From 1985 to 1990, a series of studies indicated that C60, and also C70, were
indeed exceptionally stable and provided convincing evidence for the cage
structure proposal. In addition, evidence was obtained for the existence of
other smaller metastable species, such as C28, C36, and C50, and experimental
evidence was provided for “endohedral” complexes, in which an atom was
trapped inside the cage. Experiments showed that the size of an
encapsulated atom determined the size of the smallest surrounding possible
cage. In 1990 physicists Donald R. Huffman of the United States and
Wolfgang Krätschmer of Germany announced a simple technique for
producing macroscopic quantities of fullerenes, using an electric arc
between two graphite rods in a helium atmosphere to vaporize carbon. The
resulting condensed vapours, when dissolved in organic solvents, yielded
crystals of C60. With fullerenes now available in workable amounts, research
on these species expanded to a remarkable degree, and the field of fullerene
chemistry was born.
Britannica Quiz
Carbon nanotubes
In 1991 Iijima Sumio of NEC Corporation’s Fundamental Research
Laboratory, Tsukuba Science City, Japan, investigated material extracted
from solids that grew on the tips of carbon electrodes after being discharged
under C60 formation conditions. Iijima found that the solids consisted of tiny
tubes made up of numerous concentric “graphene” cylinders, each cylinder
wall consisting of a sheet of carbon atoms arranged in hexagonal rings.
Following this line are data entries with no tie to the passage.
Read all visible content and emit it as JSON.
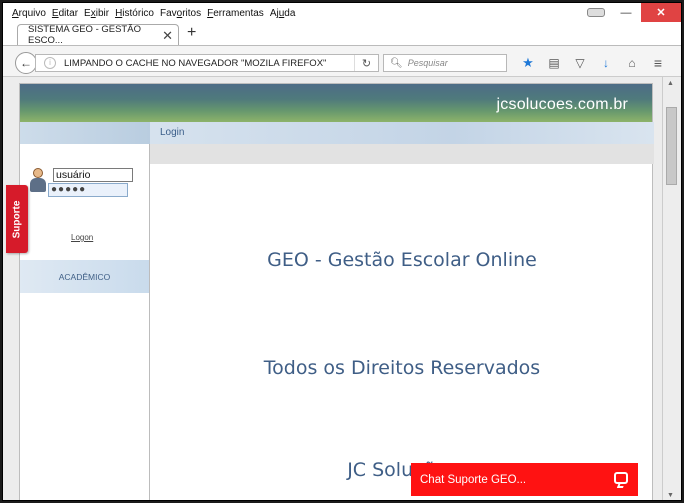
{
  "menu": {
    "items": [
      {
        "accel": "A",
        "rest": "rquivo"
      },
      {
        "accel": "E",
        "rest": "ditar"
      },
      {
        "accel": "x",
        "pre": "E",
        "rest": "ibir"
      },
      {
        "accel": "H",
        "rest": "istórico"
      },
      {
        "accel": "o",
        "pre": "Fav",
        "rest": "ritos"
      },
      {
        "accel": "F",
        "rest": "erramentas"
      },
      {
        "accel": "u",
        "pre": "Aj",
        "rest": "da"
      }
    ]
  },
  "window_controls": {
    "minimize": "—",
    "close": "✕"
  },
  "tab": {
    "title": "SISTEMA GEO - GESTÃO ESCO...",
    "close": "✕",
    "new_tab": "+"
  },
  "navbar": {
    "url": "LIMPANDO O CACHE NO NAVEGADOR \"MOZILA FIREFOX\"",
    "search_placeholder": "Pesquisar"
  },
  "page": {
    "banner": "jcsolucoes.com.br",
    "login_header": "Login",
    "username_value": "usuário",
    "password_value": "●●●●●",
    "logon_link": "Logon",
    "academico": "ACADÊMICO",
    "suporte": "Suporte",
    "line1": "GEO - Gestão Escolar Online",
    "line2": "Todos os Direitos Reservados",
    "line3": "JC Soluções"
  },
  "chat": {
    "label": "Chat Suporte GEO..."
  }
}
The
cylinders usually had closed-off ends and ranged from 2 to 10 micrometres
(millionths of a metre) in length and 5 to 40 nanometres (billionths of a
metre) in diameter. High-resolution transmission electron microscopy later
revealed that these multiwalled carbon nanotubes (MWNTs) are seamless
and that the spacings between adjacent layers is about 0.34 nanometre, close
to the spacing observed between sheets of graphite. The number of
concentric cylinders in a given tube ranged from 3 to 50, and the ends were
generally capped by fullerene domes that included pentagonal rings
(necessary for closure of the tubes). It was soon shown that single-walled
nanotubes (SWNTs) could be produced by this method if a cobalt-nickel
catalyst was used. In 1996 a group led by Smalley produced SWNTs in high
purity by laser vaporization of carbon impregnated with cobalt and nickel.
These nanotubes are essentially elongated fullerenes.